In many respects, our civilization has gotten so bad that it is hard to even depict it in a work of art, and I love Anna and the Apocalypse for being inventive enough to be up to the task. The most memorable and beautiful line of the songs in the film, many of which are extremely funny, is surely, “There’s no such thing as a Hollywood ending.” After the recent success of Damien Chazelle’s excellent La La Land, that is a potent line. Chazelle revived the musical in a serious way by going backwards and revisiting a lot of classic Hollywood. His debut film, Whiplash, established him as a fine lover of jazz, and that certainly gives him classical credibility to have been up to the task, and La La Land is another important work of art. Chazelle is using Hollywood in that film to support dreams and artistic aspiration to be something more and something better than mundane life.

I think Anna and the Apocalypse has a perspective that would agree with that being a worthwhile goal, but it wants to bring us down to earth about how bad our surroundings really are even while giving us space to dream past them. So we get an innocent girl wearing a tie to her school having to pick up a giant candy cane and slay zombies while she dances and sings.

The cinematography in the film is appropriate to the subject matter and is beautiful in a muted sort of way. Fans of black and grey aesthetics will enjoy it a lot, and I love the way the film is able to use those images to combine both hope and decay. Clearly, we live amidst a broken monstrosity, but there is still some hope. We can wish for entirely different people to take things over and fix them by throwing out the past, and that is what Anna and the Apocalypse has its heroine doing.

The director deserves a lot of credit for how he blocks his actors. Musicals introduce the additional element of choreography, and combining that with drama and a story can be a difficult task. Even when the singing is incredibly funny, such as Anna’s ex-boyfriend singing, “When it comes to killing zombies, I’m the top of my class. While you were hiding, I’ve been kicking some ass,” the actors are well blocked. The story unfolds through every line and every shot, and drama continues on a consistent level.

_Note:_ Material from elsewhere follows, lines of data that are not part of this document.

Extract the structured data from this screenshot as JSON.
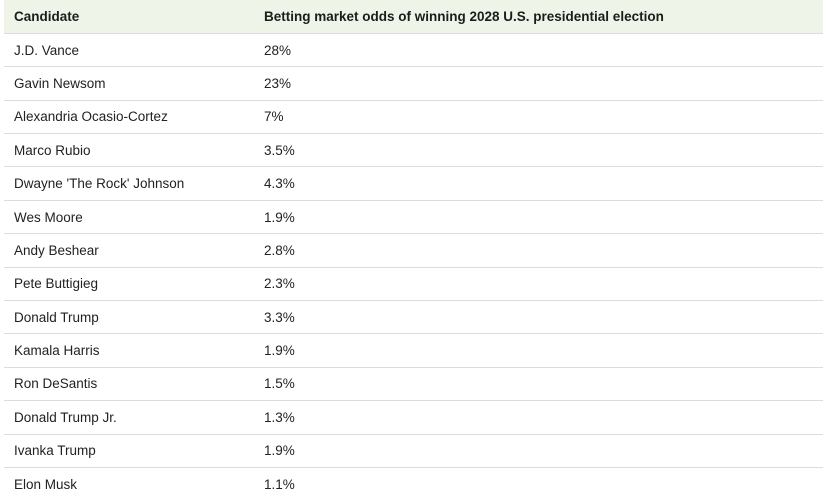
{
  "table": {
    "header": [
      "Candidate",
      "Betting market odds of winning 2028 U.S. presidential election"
    ],
    "rows": [
      [
        "J.D. Vance",
        "28%"
      ],
      [
        "Gavin Newsom",
        "23%"
      ],
      [
        "Alexandria Ocasio-Cortez",
        "7%"
      ],
      [
        "Marco Rubio",
        "3.5%"
      ],
      [
        "Dwayne 'The Rock' Johnson",
        "4.3%"
      ],
      [
        "Wes Moore",
        "1.9%"
      ],
      [
        "Andy Beshear",
        "2.8%"
      ],
      [
        "Pete Buttigieg",
        "2.3%"
      ],
      [
        "Donald Trump",
        "3.3%"
      ],
      [
        "Kamala Harris",
        "1.9%"
      ],
      [
        "Ron DeSantis",
        "1.5%"
      ],
      [
        "Donald Trump Jr.",
        "1.3%"
      ],
      [
        "Ivanka Trump",
        "1.9%"
      ],
      [
        "Elon Musk",
        "1.1%"
      ]
    ]
  }
}
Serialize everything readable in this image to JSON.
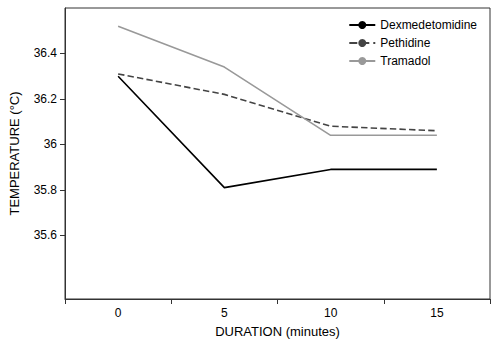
{
  "chart_data": {
    "type": "line",
    "x_label": "DURATION (minutes)",
    "y_label": "TEMPERATURE (°C)",
    "categories": [
      "0",
      "5",
      "10",
      "15"
    ],
    "series": [
      {
        "name": "Dexmedetomidine",
        "color": "#000000",
        "line_style": "solid",
        "values": [
          36.3,
          35.81,
          35.89,
          35.89
        ]
      },
      {
        "name": "Pethidine",
        "color": "#444444",
        "line_style": "dashed",
        "values": [
          36.31,
          36.22,
          36.08,
          36.06
        ]
      },
      {
        "name": "Tramadol",
        "color": "#999999",
        "line_style": "solid",
        "values": [
          36.52,
          36.34,
          36.04,
          36.04
        ]
      }
    ],
    "ylim": [
      35.32,
      36.6
    ],
    "yticks": [
      35.6,
      35.8,
      36.0,
      36.2,
      36.4
    ],
    "grid": false,
    "legend": "upper right"
  }
}
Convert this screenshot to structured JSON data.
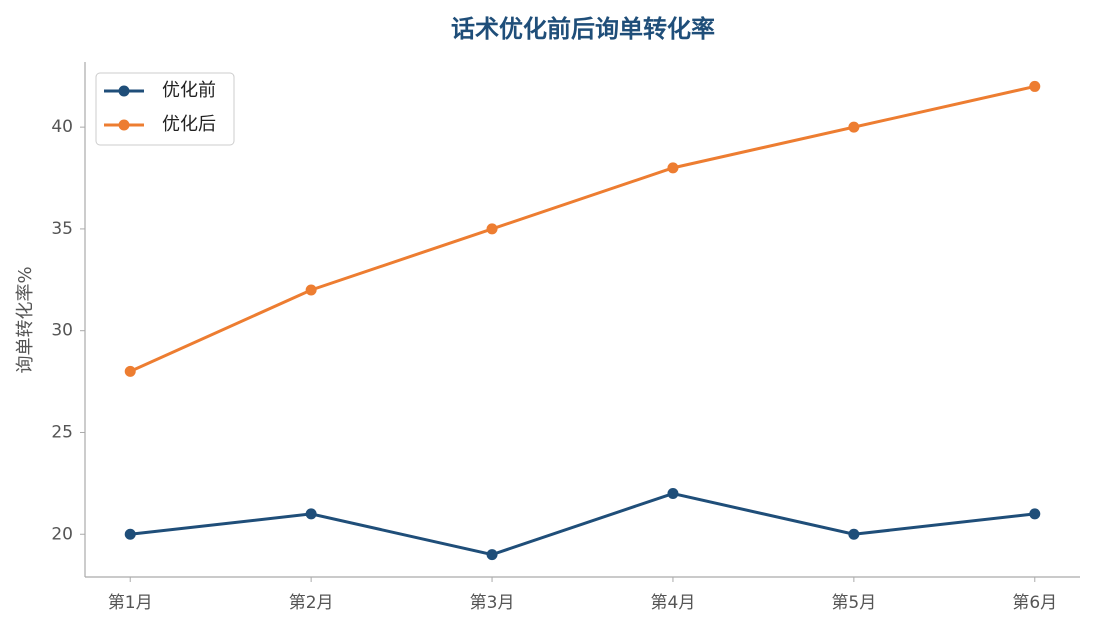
{
  "chart_data": {
    "type": "line",
    "title": "话术优化前后询单转化率",
    "y_label": "询单转化率%",
    "categories": [
      "第1月",
      "第2月",
      "第3月",
      "第4月",
      "第5月",
      "第6月"
    ],
    "series": [
      {
        "name": "优化前",
        "color": "#1f4e79",
        "values": [
          20,
          21,
          19,
          22,
          20,
          21
        ]
      },
      {
        "name": "优化后",
        "color": "#ed7d31",
        "values": [
          28,
          32,
          35,
          38,
          40,
          42
        ]
      }
    ],
    "ylim": [
      17.9,
      43.2
    ],
    "yticks": [
      20,
      25,
      30,
      35,
      40
    ],
    "grid": false,
    "legend": "upper left"
  }
}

We also care about John McPhail’s characters. Anna is too innocent and her dream of getting away to a normal life too respectable to not like her. When I see a new actress in a really good film that she completely nails like this my hope is always to see her in more good parts, because there aren’t enough good characters and scripts to go around. This one is a true gem, and Anna and the Apocalypse deserves to be taken very seriously even while its musical numbers manage to succeed at decadent horror comedy.